Interspecific Integration of Chemical Traits in Desert Plant Leaves with Variations in Soil Water and Salinity Habitats

Abstract

Understanding the relationship between soil environmental conditions and the interspecific integration of plant traits might shed light on how plants adapt to their environment. In order to clarify the adaptation strategies of desert plants in the various habitats, this study calculated interspecific trait integration (ITI) and plant trait networks (PTN) by selecting plants from high water-salinity habitat (HSM) with salt stress and low water-salinity habitat (LSM) with drought stress in the Ebinur Lake region.

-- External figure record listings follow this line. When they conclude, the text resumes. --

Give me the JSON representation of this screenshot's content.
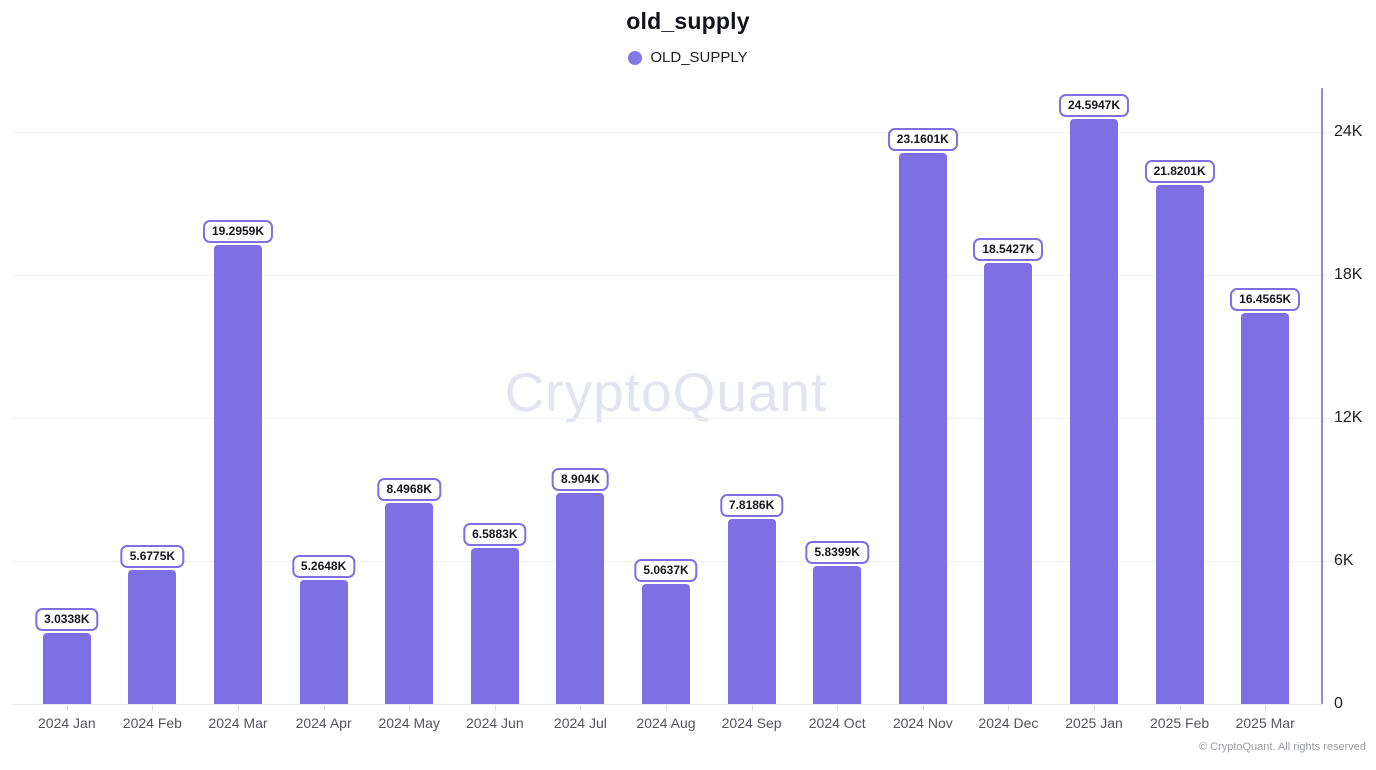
{
  "header": {
    "title": "old_supply"
  },
  "legend": {
    "label": "OLD_SUPPLY"
  },
  "watermark": "CryptoQuant",
  "footer": {
    "copyright": "© CryptoQuant. All rights reserved"
  },
  "colors": {
    "bar": "#7E70E4",
    "legend_dot": "#8478E6",
    "label_box_border": "#7E70E4",
    "y_axis_line": "#9186EC",
    "gridline": "#F2F2F6",
    "x_axis_line": "#E8E8EE",
    "watermark": "#E3E5EE"
  },
  "chart_data": {
    "type": "bar",
    "title": "old_supply",
    "xlabel": "",
    "ylabel": "",
    "unit": "K",
    "grid": "horizontal",
    "legend_position": "top",
    "y_axis_side": "right",
    "ylim": [
      0,
      25.9
    ],
    "categories": [
      "2024 Jan",
      "2024 Feb",
      "2024 Mar",
      "2024 Apr",
      "2024 May",
      "2024 Jun",
      "2024 Jul",
      "2024 Aug",
      "2024 Sep",
      "2024 Oct",
      "2024 Nov",
      "2024 Dec",
      "2025 Jan",
      "2025 Feb",
      "2025 Mar"
    ],
    "series": [
      {
        "name": "OLD_SUPPLY",
        "values": [
          3.0338,
          5.6775,
          19.2959,
          5.2648,
          8.4968,
          6.5883,
          8.904,
          5.0637,
          7.8186,
          5.8399,
          23.1601,
          18.5427,
          24.5947,
          21.8201,
          16.4565
        ],
        "value_labels": [
          "3.0338K",
          "5.6775K",
          "19.2959K",
          "5.2648K",
          "8.4968K",
          "6.5883K",
          "8.904K",
          "5.0637K",
          "7.8186K",
          "5.8399K",
          "23.1601K",
          "18.5427K",
          "24.5947K",
          "21.8201K",
          "16.4565K"
        ]
      }
    ],
    "yticks": [
      {
        "value": 0,
        "label": "0"
      },
      {
        "value": 6,
        "label": "6K"
      },
      {
        "value": 12,
        "label": "12K"
      },
      {
        "value": 18,
        "label": "18K"
      },
      {
        "value": 24,
        "label": "24K"
      }
    ]
  }
}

Eight different phytochemical traits were taken into consideration, including carbon (C), nitrogen (N), phosphorus (P), sulfur (S), potassium (K), calcium (Ca), sodium (Na), and magnesium (Mg). Six soil factors were chosen, including soil pH, water content (SVWC), electrical conductivity (EC), soil nitrogen (N), phosphorus (P), and potassium (K). The results obtained are shown below: (1) the relationship between plant leaf chemical traits was closer in HSM than in LSM, and the correlation between C and other leaf chemical traits was significant in HSM and insignificant in LSM; (2) the correlations between soil factors and ITI were not statistically significant; however, in both soil water-salinity habitats, the strength of fit between SVWC and ITI was the greatest, while the strength of fit between EC and ITI was the smallest; and (3) according to the PTN, C and Ca are the two most central traits for the growth of desert leaf chemical plants in Ebinur Lake, which is consistent with the results of the PCA. Coordination of plant leaf traits along water-salinity gradients involves many different combinations of traits, and the use of ITI and PTN can quantify the complex relationships between multiple traits to a greater extent, highlighting the multivariate mechanisms of plant response and adaptation to soil habitats. This information will help expand and optimize our ability to observe and predict desert plant responses to habitat change, providing powerful insights for assessing desert plant survival strategies.